Life here is a community affair. We celebrate together, and even spend months planning massive parties to surprise members of our communities. The events of life, the anniversaries, engagements, weddings, birthdays, births, and promotions are all cause for celebration and gathering together. But we also mourn together. We gather with food, transport, contacts, cash, and resources to do whatever we can to help, no matter the problem. It could be as simple as calling a bajaji or a fundi, or as complicated and deep as a death in the family or work permit issues. The community is there. Doors are open, tables welcoming, and hearts available. There are couches to crash on and cars to borrow.

It has been an incredible four years of being surrounded by a number of different communities. Communities that stepped in during my first month in Tanzania and cared for me when I had malaria in a new country and didn’t know even a word of Swahili. Communities that offered vehicles so I could take students surfing or to the Escape Room. Communities that held me accountable as I worked through an eating disorder. Communities that let me call and ask questions about Swahili translations or culture. Communities that sat up late at night and listened to my rants, or who called and messaged to check in on me. Communities with connections. Communities that throw massive 50th Birthday Parties together. Communities that offer their washing machine or dryer when mine is broken.
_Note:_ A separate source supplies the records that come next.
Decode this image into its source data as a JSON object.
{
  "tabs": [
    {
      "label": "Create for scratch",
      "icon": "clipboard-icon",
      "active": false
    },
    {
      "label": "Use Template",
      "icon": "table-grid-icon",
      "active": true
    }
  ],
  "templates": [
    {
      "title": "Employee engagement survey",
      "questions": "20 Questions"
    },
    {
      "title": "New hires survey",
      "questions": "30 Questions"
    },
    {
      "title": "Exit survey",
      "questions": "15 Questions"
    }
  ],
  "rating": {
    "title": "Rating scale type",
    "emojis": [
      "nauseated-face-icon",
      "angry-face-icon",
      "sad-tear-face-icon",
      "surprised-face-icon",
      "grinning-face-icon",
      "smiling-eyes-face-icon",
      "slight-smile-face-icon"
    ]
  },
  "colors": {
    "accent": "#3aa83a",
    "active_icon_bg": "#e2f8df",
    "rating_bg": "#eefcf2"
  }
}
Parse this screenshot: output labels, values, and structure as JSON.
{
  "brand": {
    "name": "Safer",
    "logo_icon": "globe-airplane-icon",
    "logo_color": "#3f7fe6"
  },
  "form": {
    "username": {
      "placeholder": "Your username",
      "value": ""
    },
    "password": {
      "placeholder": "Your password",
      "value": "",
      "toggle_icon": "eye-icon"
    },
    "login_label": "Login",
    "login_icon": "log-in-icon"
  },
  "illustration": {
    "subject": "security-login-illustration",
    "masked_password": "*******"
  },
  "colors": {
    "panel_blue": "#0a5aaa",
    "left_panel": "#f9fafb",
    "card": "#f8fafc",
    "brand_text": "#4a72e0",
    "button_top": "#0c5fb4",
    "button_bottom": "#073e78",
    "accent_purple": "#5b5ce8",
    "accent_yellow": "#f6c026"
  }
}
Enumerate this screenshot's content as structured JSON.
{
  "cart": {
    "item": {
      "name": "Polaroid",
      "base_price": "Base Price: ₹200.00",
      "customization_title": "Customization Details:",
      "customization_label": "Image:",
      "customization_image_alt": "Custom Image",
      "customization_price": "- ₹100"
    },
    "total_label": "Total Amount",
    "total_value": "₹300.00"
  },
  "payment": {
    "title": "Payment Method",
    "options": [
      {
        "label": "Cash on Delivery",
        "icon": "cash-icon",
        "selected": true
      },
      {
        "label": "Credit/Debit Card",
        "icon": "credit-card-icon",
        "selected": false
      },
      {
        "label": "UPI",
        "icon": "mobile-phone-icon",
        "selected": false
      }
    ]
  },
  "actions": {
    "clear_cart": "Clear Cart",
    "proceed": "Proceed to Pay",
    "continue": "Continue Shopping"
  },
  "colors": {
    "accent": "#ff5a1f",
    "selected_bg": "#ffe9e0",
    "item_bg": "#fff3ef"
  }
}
Communities that come willingly with a hug or a shoulder to cry on.

I know community is not limited by location or city, but I also feel that it is the one thing I will miss most when I leave Tanzania. I will certainly miss individuals, but more than that, I will miss the collective communities I am so privileged to be a part of: the hockey guys, the Gideon gals, the Young Life family, the Ocean Sound team, my connect group, and so many more. I will miss the security of knowing I am not alone, that others have my back–and that I have theirs.